If the total of such payments exceeded amount ticketed for that category, OneCare would have to absorb the loss on its own. These issues have been parsed carefully by all of the three national-class actuaries involved in the contract negotiations—those for the state, OneCare itself, and the Green Mountain Care Board—and all have certified the estimates. But they are still just estimates.
The above is just an outline of the contract entered into by Vermont and the block of Vermont providers. The agreement also includes provisions to ensure that the providers meet quality requirements; they can lose money if they don’t. There are also provisions for some incremental pay increases to free-standing primary care and other community providers.
The most important thing about the agreement is that it is a historic first step. That first step is always the hardest, but that doesn’t mean that there isn’t very difficult work ahead. The underlying question is how to integrate the elements in the system so as to optimize its quality and minimize its cost. Both are equally important, and getting there will be very hard. But Vermont is on its way.
Some final points:
While the contract is a vital step forward, the overall environment for health care reform in Vermont is very fragile.
- The new Republican governor, Phil Scott, is allowing the reform process to go on, but he is isn’t exactly leading any cheers for it. We’ll give it a year, he says regularly, and if we don’t like it we’ll get out. He is free to look at that way, and it certainly makes sense politically, given his party’s posture on health care reform.
The most important thing he has done to move the reform project forward was turn the whole Human Services Agency, and health care reform with it, over to Al Gobeille, the former chair of the Green Mountain Care Board. Gobeille, now the Secretary of the agency, is the most knowledgeable member of Scott’s administration, and that counts for a lot.
The idea that you can test fly this kind of restructuring of the delivery system in one year, however, is simply preposterous.

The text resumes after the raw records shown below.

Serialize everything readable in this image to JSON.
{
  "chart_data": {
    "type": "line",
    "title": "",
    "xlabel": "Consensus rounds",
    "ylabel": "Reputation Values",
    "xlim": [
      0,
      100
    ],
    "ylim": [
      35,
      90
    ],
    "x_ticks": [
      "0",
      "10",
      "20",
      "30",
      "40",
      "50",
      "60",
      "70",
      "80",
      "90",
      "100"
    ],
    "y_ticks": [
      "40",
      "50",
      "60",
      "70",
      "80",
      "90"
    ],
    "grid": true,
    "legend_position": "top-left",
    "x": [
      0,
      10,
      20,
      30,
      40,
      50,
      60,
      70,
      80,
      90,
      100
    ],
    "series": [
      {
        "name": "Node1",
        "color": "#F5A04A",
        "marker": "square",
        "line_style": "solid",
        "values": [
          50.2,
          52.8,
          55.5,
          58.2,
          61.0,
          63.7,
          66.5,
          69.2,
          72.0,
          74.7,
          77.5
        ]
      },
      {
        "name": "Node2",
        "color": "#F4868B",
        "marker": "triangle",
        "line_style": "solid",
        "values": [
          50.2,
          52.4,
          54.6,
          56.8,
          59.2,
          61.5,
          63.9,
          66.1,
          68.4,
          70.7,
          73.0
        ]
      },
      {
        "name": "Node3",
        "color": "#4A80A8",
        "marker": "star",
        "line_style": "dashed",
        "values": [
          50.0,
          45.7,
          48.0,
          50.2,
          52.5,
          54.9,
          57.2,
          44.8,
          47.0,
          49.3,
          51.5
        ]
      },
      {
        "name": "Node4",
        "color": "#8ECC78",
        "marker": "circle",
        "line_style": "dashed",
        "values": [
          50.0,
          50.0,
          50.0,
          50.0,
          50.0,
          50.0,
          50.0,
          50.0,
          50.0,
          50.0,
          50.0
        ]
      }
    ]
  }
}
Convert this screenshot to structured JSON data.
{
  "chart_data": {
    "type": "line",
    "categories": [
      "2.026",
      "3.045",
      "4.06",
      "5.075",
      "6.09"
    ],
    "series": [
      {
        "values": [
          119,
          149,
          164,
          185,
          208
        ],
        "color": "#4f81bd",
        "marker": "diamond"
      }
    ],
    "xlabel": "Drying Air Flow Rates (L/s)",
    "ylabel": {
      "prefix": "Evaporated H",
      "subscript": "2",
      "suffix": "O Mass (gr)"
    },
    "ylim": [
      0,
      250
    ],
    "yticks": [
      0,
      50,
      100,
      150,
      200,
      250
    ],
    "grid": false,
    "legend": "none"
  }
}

It will take a minimum of four to six years to work the process through, almost certainly amending it along the way.
- A second factor that has been but little remarked is the fact that Vermont has already signed an agreement with the federal government to do the same thing with the Medicare population next year that it is piloting with Medicaid. For both the Medicare and Medicaid population the kind of downward pressure on costs represented by reform is critical to the state and federal budgets.
The state, and OneCare Vermont can withdraw from both agreements without penalty, but it is isn’t clear why they would be eager to. The reality underlying the whole issue is that nobody, Republican or Democrat, has any alternative way to attack the problem of cost inflation in health care.
- A major source of political uncertainty for reform is the Vermont Legislature itself. After passing the basic legislation with overwhelming support in 2011, the Legislature lost much of its faith in reform following former Governor Peter Shumlin’s difficulties getting the federal Exchange running and then his abandonment of the financing side of the project.
Where legislators stand now is anybody’s guess.